Jones was first introduced to using horses for therapy at Little Bit Therapeutic Riding in Woodinville, Wash. There she worked as a physical therapist assistant in hippotherapy — a physical, occupational or language therapy treatment that works with the movement of a horse. Unlike hippotherapy, Jones’ organization practices a recreation sport-riding model — one that emphasizes exercise rather than therapy — for individuals with disabilities.

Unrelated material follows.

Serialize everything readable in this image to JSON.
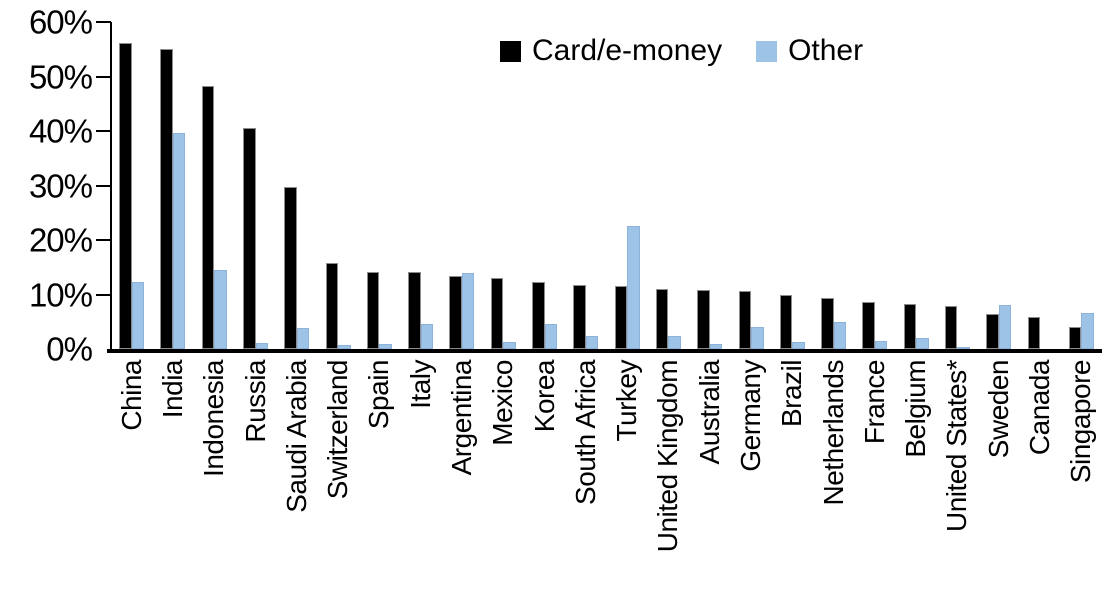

There is already an established hippotherapy clinic in Spokane at South Hill Physical Therapy. The majority of their riders are physician-referred and come from a core number of local doctors, says Michael Milanoski, general supervisor at South Hill Physical Therapy, although some insurance companies still balk at horse therapy.
“It’s kind of interesting that hippotherapy is still considered experimental, because it’s been practiced for hundreds and hundreds of years,” Milanoski says. “Our referrals come from doctors who have seen its benefits first hand.”
Instead of sitting in saddles, most riders at Free Rein sit on pads allowing the full movement of the horse to transfer to the rider, Jones says. For riders with higher cognitive and physical functioning, the goal is to use props and provide two-step activities. For example, riders are instructed to weave through a set of barrels and stop at a sign.
The activities may seem small, but “it’s amazing how one action can have so many benefits to it,” Jones says. “There is a limited amount of exercise people like this can do, and just sitting up on a horse takes strength.”
Although benefits are unique to each person, Jones says riders generally gain trunk strength, communication skills, the ability to process directions and improved balance. Professionals in the field attribute these benefits to the warmth of the horse, the muscles used in riding and the multidimensional movement and rhythmic gait of a horse that mimics that of humans.
Jones says Free Rein benefits from having two instructors who are also special education teachers. “It’s not that common to have that level of education in your organization,” Jones says. By incorporating the rider’s classroom goals in their riding goals with each lesson, “it allows us to better serve our riders.”
Molly Coulter’s 18-year-old son, Scott, is the program’s most experienced rider. Cerebral palsy resulted in Scott being deaf and blind, with limited use of his arms and legs. He uses a wheelchair to get around. “Scott’s basically at the bottom of the barrel as far as ability goes,” Coulter says. “But riding has given him the opportunity to do things he couldn’t do before.” Since he began riding, Scott has improved his head control and strengthened his trunk and legs. His mom says his digestive system and his overall basic health have also improved.
At 4-foot-9 and 75 pounds, Scott has to work hard just to stay on the horse with the help of side-walkers who volunteer at Free Rein. But he’ll work as hard as he can to get back up, Coulter says. “Every kid has a love — whether it be baseball or firefighting. This is Scott’s one big thing in life. It’s his chance to shine, and seeing him so happy is good therapy for me.”
The riding is good for Loki, too. He’s happy to do the job so long as he gets nuzzled in the beginning and treats at the end. This connection between horse and rider is something quite powerful, Jones says. She can’t explain it. She only knows that “these horses have a sense or knowledge of what’s going on and what type of person is on their backs.”